Investor sentiment toward a rate cut fluctuated in the days leading up to the meeting. In the week prior to the announcement, odds favored a half-point reduction, reaching 63% according to the CME Group's FedWatch gauge.


The Fed's last rate cut occurred on March 16, 2020, as an emergency response to the economic shutdown caused by the Covid-19 pandemic. Subsequently, the Fed embarked on a rate-hiking cycle beginning in March 2022 to address soaring inflation. The most recent rate hike took place in July 2023. During this period, the Fed aggressively raised rates by 75 basis points four times.


The current unemployment rate stands at 4.2%, having risen slightly over the past year but remaining at a full-employment level.


Given its central role in the global financial system, the Fed's decision is likely to influence other central banks, many of which have already begun cutting rates. The primary factors driving global inflation were pandemic-related, including disrupted supply chains, increased demand for goods, and substantial monetary and fiscal stimulus.
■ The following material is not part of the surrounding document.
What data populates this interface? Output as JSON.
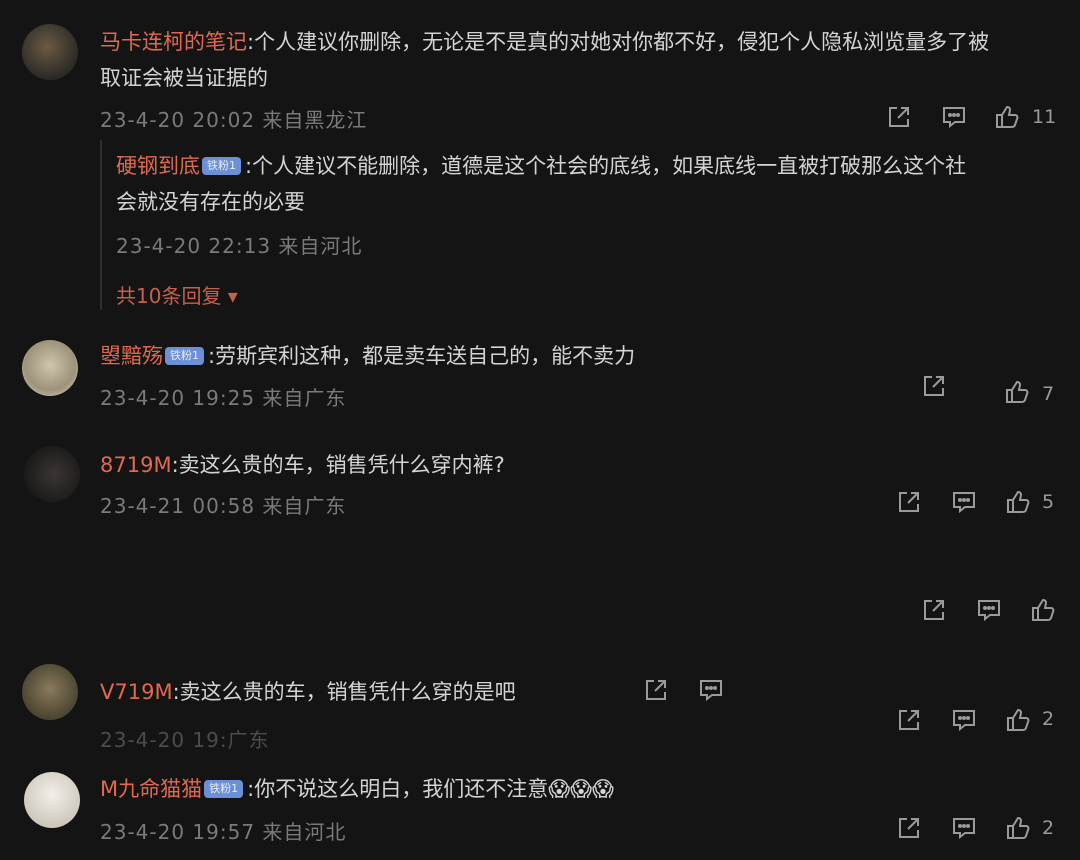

The Bank of England, European Central Bank, and Bank of Canada have recently reduced rates, while others may follow the Fed's lead.


Although the Fed approved the rate hike, it maintained its quantitative tightening program, gradually reducing its bond holdings. The Fed's balance sheet has decreased by approximately $1.7 trillion from its peak, reaching $7.2 trillion. The monthly reduction in maturing Treasuries and mortgage-backed securities has been lowered from $95 billion to $50 billion.